Smart image analysis algorithms, fed by cameras carried by drones and ground vehicles, can help power companies prevent forest fires

7 min read
Smokey the AI

The 2021 Dixie Fire in northern California is suspected of being caused by Pacific Gas & Electric's equipment. The fire is the second-largest in California history.

Robyn Beck/AFP/Getty Images

The 2020 fire season in the United States was the worst in at least 70 years, with some 4 million hectares burned on the west coast alone. These West Coast fires killed at least 37 people, destroyed hundreds of structures, caused nearly US $20 billion in damage, and filled the air with smoke that threatened the health of millions of people. And this was on top of a 2018 fire season that burned more than 700,000 hectares of land in California, and a 2019-to-2020 wildfire season in Australia that torched nearly 18 million hectares.

While some of these fires started from human carelessness—or arson—far too many were sparked and spread by the electrical power infrastructure and power lines. The California Department of Forestry and Fire Protection (Cal Fire) calculates that nearly 100,000 burned hectares of those 2018 California fires were the fault of the electric power infrastructure, including the devastating Camp Fire, which wiped out most of the town of Paradise. And in July of this year, Pacific Gas & Electric indicated that blown fuses on one of its utility poles may have sparked the Dixie Fire, which burned nearly 400,000 hectares.

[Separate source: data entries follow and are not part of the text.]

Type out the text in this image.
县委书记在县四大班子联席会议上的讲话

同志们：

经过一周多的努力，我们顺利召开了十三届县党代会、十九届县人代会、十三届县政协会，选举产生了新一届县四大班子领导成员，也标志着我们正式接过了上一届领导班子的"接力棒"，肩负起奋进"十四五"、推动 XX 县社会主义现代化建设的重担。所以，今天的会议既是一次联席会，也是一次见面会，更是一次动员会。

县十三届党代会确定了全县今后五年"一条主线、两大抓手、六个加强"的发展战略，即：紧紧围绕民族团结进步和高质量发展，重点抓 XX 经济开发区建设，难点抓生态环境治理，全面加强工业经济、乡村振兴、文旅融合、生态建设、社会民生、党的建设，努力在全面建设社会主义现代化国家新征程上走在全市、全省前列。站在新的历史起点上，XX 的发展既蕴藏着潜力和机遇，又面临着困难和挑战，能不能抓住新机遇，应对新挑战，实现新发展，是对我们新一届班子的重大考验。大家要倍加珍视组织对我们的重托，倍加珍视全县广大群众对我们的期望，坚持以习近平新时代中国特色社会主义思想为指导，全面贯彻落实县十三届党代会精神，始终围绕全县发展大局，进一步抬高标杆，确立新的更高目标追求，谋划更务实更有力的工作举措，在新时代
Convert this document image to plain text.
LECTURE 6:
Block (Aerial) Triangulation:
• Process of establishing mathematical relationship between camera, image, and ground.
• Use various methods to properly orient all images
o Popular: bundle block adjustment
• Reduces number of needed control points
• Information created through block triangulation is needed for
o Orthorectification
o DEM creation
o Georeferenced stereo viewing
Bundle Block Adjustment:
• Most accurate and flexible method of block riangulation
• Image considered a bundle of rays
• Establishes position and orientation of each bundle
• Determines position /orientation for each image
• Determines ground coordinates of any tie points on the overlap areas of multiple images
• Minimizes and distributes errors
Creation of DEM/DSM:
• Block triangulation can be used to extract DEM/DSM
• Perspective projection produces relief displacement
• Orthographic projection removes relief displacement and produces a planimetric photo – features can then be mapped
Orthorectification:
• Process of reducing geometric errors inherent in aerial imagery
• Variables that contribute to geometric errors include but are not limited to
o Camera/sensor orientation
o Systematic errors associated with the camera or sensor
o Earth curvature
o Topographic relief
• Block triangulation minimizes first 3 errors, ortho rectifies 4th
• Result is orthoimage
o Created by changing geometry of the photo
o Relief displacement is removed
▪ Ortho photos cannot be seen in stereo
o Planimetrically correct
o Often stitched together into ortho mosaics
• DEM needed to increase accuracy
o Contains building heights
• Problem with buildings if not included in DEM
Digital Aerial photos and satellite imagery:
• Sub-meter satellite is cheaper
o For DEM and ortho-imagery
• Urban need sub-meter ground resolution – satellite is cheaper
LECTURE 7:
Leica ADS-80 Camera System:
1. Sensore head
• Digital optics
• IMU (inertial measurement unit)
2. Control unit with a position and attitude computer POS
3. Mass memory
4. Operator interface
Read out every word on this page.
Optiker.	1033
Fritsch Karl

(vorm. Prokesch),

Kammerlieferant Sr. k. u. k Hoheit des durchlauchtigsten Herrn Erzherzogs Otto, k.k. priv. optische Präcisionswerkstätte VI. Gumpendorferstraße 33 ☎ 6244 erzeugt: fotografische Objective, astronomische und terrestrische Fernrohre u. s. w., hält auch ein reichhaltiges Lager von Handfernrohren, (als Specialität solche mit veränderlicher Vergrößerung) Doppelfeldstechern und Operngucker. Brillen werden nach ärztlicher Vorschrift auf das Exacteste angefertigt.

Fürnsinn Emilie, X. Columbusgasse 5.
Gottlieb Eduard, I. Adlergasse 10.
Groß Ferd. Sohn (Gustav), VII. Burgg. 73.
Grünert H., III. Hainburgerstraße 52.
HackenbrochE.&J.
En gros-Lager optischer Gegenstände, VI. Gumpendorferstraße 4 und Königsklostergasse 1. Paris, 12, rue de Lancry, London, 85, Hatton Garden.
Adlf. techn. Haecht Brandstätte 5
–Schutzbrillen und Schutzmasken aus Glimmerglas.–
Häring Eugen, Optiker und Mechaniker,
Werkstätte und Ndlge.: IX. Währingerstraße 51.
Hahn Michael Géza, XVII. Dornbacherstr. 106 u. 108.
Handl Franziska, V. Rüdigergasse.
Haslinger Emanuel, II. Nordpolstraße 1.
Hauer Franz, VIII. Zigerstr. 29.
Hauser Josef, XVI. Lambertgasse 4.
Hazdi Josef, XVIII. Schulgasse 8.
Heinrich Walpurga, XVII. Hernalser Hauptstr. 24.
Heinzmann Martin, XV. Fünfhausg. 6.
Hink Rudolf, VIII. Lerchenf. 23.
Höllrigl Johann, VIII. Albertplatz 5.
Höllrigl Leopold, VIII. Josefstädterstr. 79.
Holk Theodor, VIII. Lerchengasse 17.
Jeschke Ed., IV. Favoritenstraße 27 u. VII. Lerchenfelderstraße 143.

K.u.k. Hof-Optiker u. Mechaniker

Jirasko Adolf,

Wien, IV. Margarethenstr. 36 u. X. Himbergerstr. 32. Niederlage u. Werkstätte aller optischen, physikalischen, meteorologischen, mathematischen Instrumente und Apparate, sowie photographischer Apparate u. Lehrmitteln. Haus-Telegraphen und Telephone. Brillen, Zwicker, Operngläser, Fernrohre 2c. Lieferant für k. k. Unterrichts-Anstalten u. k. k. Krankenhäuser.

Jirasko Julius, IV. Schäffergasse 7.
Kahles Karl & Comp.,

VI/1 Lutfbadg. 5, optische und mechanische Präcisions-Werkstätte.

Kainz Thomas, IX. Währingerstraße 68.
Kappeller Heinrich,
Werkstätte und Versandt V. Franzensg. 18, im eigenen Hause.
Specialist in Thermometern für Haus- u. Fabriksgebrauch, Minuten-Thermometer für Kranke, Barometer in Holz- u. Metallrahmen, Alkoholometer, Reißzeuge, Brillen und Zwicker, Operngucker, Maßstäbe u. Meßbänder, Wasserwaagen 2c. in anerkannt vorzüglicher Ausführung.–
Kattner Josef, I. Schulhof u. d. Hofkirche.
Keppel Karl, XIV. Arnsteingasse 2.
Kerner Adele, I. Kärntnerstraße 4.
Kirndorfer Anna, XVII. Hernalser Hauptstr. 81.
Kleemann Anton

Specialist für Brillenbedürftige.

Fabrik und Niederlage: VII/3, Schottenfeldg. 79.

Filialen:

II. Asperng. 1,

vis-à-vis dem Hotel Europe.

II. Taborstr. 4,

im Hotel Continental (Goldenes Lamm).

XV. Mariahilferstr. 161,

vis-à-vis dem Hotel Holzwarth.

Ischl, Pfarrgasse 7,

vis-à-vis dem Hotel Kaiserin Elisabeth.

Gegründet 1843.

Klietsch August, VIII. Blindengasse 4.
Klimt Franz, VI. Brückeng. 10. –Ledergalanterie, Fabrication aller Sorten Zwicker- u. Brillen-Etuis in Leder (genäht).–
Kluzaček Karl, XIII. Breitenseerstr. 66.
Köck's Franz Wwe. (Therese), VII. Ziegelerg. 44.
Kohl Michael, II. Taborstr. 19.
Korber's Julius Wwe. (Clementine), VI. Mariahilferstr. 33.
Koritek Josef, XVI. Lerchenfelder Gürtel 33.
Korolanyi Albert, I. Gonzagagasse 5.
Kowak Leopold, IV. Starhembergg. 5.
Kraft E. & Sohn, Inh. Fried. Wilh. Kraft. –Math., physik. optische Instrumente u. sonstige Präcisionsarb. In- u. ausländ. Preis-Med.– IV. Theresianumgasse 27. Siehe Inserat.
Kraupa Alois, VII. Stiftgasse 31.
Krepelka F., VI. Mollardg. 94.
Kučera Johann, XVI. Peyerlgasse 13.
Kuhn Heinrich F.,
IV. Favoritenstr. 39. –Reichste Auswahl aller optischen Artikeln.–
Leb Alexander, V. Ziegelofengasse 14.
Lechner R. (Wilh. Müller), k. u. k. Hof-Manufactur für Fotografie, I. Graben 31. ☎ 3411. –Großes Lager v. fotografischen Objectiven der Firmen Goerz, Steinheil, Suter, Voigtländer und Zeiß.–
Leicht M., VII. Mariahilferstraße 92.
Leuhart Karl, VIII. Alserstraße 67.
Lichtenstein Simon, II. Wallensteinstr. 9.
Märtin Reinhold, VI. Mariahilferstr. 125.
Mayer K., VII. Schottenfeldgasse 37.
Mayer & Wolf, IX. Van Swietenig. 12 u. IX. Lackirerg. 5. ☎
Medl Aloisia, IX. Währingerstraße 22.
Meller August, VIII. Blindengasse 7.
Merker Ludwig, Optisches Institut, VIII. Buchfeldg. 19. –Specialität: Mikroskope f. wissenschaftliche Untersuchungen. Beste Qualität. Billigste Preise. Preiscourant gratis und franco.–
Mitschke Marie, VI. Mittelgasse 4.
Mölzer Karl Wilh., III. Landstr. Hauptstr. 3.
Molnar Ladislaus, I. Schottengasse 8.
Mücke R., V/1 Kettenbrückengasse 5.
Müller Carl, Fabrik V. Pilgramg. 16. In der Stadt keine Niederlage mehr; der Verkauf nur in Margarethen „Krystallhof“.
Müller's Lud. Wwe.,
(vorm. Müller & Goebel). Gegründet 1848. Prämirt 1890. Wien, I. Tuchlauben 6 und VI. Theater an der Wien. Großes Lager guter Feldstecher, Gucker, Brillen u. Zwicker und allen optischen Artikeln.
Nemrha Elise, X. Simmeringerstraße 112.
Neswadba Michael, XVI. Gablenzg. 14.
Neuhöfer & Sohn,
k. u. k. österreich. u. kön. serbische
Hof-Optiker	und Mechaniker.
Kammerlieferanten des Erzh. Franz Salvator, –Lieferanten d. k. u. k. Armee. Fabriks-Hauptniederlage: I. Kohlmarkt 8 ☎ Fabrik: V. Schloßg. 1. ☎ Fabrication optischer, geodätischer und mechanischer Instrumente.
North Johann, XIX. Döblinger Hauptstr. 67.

Until these recent disasters, most people, even those living in vulnerable areas, didn't give much thought to the fire risk from the electrical infrastructure. Power companies trim trees and inspect lines on a regular—if not particularly frequent—basis.

However, the frequency of these inspections has changed little over the years, even though climate change is causing drier and hotter weather conditions that lead up to more intense wildfires. In addition, many key electrical components are beyond their shelf lives, including insulators, transformers, arrestors, and splices that are more than 40 years old. Many transmission towers, most built for a 40-year lifespan, are entering their final decade.